Однажды поутру заехала ко мне приятельница моя, графиня Прилуцкая, и говорит мне: «Ах, ma chere, какая жалость! У меня был вчера эмигрант, шевалье д'Естеньвиль, что за прекрасный молодой человек! И какой интересный! Представь себе, mon ange: в Париже его везли уж на эшафот; вдруг сделалось на улице какое-то возмущение, народ стал драться с войском; шевалье воспользовался этой минутой, выскочил из экипажа, в котором его везли, и спрятался в лавочке у одного хлебника. К счастию, этот хлебник был тот самый, у которого он покупал всегда крендели и булки; этот добрый человек из благодарности продержал его несколько дней в своем доме, а после помог выехать из Парижа. Пока он пробирался до границы, с ним было множество всяких приключений, и как он об этом рассказывает, ma chere! Теперь он здесь, разумеется, без куска хлеба и хочет войти куда-нибудь в дом учителем… Подумаешь: шевалье д'Естеньвиль, потомок знаменитой фамилии, человек богатый!.. Да, мой друг, у него недавно был великолепный замок в Лангедоке и огромное поместье в Провансе, которое давало ему на одном прованском масле с лишком сто тысяч франков доходу! И вот теперь он ищет места гувернера и готов ехать из куска хлеба в Кострому, в Саратов, в Вятку — куда хочешь!» — «Вот кстати, — сказала я, — мне пишет из Костромы моя кузина, что ей очень нужен французский учитель; так ты попроси своего шевалье д'Естеньвиль, чтоб он завернул ко мне сегодня вечером; мы с ним об этом поговорим».

Надобно вам сказать, что я тогда жила еще во дворце, следовательно, занимала не очень обширную квартиру и обыкновенно принимала гостей в небольшой диванной, за которой была моя спальня. Часов в восемь после обеда, когда я была совершенно одна, доложили мне, что какой-то француз желает меня видеть. Натурально, я догадалась, что это должен быть шевалье д'Естепьвиль, и велела просить его к себе в диванную. Гляжу, входит ко мне молодой человек лет тридцати, весьма приятной наружности: лицо бледное, худое, черные глаза такие быстрые и собой довольно видный мужчина; кафтанчик на нем весьма поношенный, впрочем, хорошего покроя и бархатный; из камзольных карманов висят две золотые цепочки, а под мышкою совсем истертая шляпа, однако ж с плюмажем. Я прошу его садиться — он кланяется; я повторяю мое приглашение — он продолжает кланяться и даже не очень ловко.

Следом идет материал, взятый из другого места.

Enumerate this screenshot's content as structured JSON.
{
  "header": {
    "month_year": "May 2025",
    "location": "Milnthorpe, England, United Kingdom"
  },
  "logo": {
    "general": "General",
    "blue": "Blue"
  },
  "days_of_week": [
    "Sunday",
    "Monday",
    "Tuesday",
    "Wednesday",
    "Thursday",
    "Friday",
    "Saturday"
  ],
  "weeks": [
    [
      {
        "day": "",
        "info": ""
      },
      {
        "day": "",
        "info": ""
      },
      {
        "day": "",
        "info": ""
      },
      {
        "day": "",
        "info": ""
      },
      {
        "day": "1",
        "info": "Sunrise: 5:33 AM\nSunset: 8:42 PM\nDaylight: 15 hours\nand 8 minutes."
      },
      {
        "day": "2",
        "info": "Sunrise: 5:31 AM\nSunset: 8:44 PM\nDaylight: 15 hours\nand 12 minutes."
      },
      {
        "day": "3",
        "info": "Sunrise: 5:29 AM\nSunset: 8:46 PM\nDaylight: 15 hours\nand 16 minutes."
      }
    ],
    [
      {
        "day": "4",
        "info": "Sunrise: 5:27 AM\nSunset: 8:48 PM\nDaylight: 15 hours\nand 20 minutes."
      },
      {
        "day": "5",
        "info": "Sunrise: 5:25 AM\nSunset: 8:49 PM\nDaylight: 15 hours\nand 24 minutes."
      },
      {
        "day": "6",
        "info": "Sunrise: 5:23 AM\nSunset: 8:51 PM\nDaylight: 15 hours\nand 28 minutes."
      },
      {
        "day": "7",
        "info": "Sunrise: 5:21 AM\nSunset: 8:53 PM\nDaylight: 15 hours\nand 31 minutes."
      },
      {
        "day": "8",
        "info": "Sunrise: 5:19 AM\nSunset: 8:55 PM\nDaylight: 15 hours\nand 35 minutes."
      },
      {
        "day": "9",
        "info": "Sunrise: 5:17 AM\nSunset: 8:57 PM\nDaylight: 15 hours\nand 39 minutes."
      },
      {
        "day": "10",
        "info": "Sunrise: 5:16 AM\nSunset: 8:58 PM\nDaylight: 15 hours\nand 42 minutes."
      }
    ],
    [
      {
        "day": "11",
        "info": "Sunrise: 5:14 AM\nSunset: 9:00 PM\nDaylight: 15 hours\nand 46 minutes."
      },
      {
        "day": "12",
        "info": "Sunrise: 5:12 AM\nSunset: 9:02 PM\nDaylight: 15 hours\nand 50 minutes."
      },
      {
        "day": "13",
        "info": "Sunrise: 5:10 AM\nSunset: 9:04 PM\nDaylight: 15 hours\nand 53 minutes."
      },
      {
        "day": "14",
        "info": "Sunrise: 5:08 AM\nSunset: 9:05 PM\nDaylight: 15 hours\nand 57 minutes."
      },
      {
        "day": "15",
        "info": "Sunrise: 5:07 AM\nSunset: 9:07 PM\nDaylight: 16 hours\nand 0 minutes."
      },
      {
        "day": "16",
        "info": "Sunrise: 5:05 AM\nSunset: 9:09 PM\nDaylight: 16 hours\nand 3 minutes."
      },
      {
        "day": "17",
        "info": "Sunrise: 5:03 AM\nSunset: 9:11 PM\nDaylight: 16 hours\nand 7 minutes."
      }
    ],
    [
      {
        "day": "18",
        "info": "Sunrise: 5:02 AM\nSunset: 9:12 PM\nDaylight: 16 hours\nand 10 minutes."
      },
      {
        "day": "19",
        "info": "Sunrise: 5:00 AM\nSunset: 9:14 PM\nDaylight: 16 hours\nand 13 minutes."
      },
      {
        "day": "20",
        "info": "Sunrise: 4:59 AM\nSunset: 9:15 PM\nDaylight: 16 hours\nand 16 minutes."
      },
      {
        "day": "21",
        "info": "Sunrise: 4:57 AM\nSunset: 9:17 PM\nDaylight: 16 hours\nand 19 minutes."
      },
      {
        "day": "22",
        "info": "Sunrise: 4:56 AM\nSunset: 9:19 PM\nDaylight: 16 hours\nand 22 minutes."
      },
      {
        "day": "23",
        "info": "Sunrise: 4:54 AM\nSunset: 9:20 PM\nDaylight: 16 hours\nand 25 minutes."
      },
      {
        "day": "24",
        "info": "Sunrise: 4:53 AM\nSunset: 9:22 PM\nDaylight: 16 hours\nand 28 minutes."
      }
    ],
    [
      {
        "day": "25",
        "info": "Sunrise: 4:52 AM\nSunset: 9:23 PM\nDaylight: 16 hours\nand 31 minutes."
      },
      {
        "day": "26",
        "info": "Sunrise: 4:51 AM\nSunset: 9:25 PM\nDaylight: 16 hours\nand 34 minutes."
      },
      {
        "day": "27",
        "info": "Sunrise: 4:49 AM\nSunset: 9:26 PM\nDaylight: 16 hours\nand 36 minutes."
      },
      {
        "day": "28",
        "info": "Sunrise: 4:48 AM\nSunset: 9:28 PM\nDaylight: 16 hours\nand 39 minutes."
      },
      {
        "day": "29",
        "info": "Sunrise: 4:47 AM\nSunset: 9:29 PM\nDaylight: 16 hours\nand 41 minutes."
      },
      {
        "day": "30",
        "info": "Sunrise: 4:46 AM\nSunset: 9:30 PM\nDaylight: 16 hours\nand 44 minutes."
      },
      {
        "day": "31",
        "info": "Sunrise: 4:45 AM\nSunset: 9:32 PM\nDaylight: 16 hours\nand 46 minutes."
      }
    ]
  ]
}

— Я, кажется, имею честь говорить с шевалье д'Естеньвилем? — спросила я.

— Oui, madame! — отвечал француз. — Графиня Прилуцкая…

— Да, я просила ее пригласить вас ко мне. Да садитесь, сделайте милость!

Француз еще раз поклонился, окинул робким взглядом всю комнату и сел на кончик табурета, на котором лежала моя болонка.

— Вам здесь неловко, — сказала я.

— О, напротив, мадам, очень ловко! — промолвил француз, продолжая сидеть на хвосту моей Амишки.